Treating the FRIA as a checkbox is the most fundamental mistake. A FRIA completed in two hours by a lawyer without consulting affected staff or communities may formally meet the minimum legal requirements but misses the point entirely. A FRIA must inform, not justify.
Starting too late is a practical mistake. The FRIA requires information from the provider, consultation with stakeholders, and thorough analysis. That takes weeks, not hours. Begin as soon as you are considering an AI system, not a week before go-live.
Narrowing the fundamental rights analysis to privacy is the most substantive mistake. Non-discrimination, access to justice, right to good administration: these are rights that quickly become relevant but are missed by privacy-focused teams.
Underestimating the provider's role is a contractual mistake. You need the provider's information for element (d) of the FRIA. Contractually establish that the provider delivers technical documentation and usage logs timely and completely, and that the provider bears liability if information provided proves incorrect.
Failing to update the FRIA is a process mistake. Systems are updated, uses change, target groups shift. Build a periodic FRIA review into your standard AI governance processes.
Timeline: When Does Everything Need to Be in Place?
The EU AI Act follows a phased implementation timeline. Obligations for prohibited AI (Article 5) applied from 2 February 2025. Obligations for high-risk AI systems under Article 6(2) -- the category to which Article 27 applies -- apply from 2 August 2026.
In practical terms:
For systems already in use on 2 August 2026, the FRIA obligation applies as of that date. You therefore have until then to complete the FRIA and notify the market surveillance authority.
For systems deployed after 2 August 2026, the FRIA obligation applies at go-live. You conduct the FRIA as part of the implementation process.
Systems already in use before 2 August 2026 but modified after that date fall under the update obligation of Article 27(2): update the FRIA as soon as relevant elements have changed.
If you have not yet begun FRIA preparation for high-risk AI systems currently active in your organisation, there is no time to lose. First, map all systems falling under Annex III. Then determine for which ones the FRIA obligation applies. Then launch a FRIA process per system.
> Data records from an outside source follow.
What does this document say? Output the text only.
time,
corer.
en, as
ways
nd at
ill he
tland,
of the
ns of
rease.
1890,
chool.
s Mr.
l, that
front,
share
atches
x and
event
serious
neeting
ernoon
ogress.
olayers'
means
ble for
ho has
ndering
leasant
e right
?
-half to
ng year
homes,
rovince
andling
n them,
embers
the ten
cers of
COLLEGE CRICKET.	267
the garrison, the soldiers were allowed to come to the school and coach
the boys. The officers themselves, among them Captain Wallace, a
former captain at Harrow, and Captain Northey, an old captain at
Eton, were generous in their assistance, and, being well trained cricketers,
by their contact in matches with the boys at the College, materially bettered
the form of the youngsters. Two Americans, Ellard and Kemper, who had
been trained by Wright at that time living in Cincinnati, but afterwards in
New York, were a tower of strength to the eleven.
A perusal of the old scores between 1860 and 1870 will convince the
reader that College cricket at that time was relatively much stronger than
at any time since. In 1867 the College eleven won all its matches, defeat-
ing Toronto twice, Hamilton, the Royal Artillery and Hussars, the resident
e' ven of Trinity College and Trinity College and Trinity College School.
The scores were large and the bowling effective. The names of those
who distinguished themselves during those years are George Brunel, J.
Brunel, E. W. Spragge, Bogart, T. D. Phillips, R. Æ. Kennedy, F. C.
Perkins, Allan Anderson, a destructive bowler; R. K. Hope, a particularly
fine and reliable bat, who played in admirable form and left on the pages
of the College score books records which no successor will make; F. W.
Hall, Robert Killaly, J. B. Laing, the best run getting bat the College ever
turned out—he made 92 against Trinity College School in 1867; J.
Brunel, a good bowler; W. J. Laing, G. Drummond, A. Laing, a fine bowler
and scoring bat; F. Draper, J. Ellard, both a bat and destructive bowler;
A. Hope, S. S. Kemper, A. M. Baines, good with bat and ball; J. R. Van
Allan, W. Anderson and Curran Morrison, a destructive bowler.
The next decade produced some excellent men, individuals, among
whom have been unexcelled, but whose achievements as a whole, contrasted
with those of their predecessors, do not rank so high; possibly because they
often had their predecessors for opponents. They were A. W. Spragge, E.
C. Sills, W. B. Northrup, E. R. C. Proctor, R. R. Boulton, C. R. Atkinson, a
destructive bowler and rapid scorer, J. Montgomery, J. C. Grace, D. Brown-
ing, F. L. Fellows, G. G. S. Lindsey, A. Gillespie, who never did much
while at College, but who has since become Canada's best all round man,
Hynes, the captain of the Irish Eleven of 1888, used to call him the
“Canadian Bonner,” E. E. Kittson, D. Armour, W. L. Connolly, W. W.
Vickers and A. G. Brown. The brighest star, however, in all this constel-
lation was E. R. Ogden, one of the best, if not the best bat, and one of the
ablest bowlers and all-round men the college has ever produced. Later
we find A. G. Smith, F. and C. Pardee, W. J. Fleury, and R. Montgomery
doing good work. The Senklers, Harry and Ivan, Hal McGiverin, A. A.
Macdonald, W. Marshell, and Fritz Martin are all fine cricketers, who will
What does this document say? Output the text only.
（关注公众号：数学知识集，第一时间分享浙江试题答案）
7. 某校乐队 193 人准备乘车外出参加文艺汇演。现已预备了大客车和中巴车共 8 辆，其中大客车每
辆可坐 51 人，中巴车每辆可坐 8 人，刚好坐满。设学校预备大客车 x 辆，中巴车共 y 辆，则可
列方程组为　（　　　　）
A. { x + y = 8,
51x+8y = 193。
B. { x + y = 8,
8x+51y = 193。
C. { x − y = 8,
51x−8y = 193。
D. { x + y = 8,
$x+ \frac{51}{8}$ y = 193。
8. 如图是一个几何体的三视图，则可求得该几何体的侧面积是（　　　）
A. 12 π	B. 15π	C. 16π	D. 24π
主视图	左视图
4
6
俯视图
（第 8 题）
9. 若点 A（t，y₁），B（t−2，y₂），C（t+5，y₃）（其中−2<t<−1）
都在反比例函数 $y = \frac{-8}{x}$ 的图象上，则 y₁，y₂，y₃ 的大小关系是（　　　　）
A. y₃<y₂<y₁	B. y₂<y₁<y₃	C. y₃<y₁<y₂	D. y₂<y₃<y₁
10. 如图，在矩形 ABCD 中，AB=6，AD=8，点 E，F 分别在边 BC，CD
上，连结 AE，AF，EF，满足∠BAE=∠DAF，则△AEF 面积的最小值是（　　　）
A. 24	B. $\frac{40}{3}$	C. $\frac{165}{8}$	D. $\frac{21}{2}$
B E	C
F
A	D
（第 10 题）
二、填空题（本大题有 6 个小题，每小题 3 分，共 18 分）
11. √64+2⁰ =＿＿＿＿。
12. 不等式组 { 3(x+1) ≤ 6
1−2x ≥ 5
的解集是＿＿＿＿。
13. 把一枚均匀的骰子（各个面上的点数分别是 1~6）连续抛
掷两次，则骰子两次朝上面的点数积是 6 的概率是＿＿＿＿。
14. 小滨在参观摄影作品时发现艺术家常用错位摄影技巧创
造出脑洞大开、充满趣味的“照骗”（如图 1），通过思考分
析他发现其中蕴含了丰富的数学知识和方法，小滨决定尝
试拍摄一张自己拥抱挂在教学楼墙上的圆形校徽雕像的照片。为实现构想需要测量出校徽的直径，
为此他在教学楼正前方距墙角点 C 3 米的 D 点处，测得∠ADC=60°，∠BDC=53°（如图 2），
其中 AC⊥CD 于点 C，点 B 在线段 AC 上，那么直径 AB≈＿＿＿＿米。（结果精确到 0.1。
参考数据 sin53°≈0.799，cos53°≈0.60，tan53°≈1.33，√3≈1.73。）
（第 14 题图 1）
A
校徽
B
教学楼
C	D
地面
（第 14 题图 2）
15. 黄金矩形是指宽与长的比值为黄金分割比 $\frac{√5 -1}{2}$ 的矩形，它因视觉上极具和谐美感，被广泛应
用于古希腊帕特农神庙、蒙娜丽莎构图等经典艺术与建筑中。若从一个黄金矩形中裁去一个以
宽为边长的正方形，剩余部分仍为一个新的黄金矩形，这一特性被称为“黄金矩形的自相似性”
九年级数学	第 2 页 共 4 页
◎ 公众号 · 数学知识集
From Compliance to Responsible AI Use
The FRIA is legally required, but the best organisations see it as more than that. They use the fundamental rights assessment as an occasion to ask fundamental questions about the AI systems they deploy: are we the right organisation to be doing this? Do we have sufficient capacity for meaningful human oversight? Are the rights of those affected genuinely protected, or are we engaged in compliance theatre?
Those questions are not always comfortable. But they are exactly the questions the legislator intended to trigger with Article 27. The FRIA is an instrument for reflection, not only for documentation.
Organisations that take the FRIA seriously -- multidisciplinarily, with consultation of affected groups, with concrete measures per identified risk -- build in the process the governance structures that are necessary in the long term for responsible AI use. That is the promise of the fundamental rights assessment: not just reduced risk of sanctions, but genuinely better treatment of the rights of the people you serve.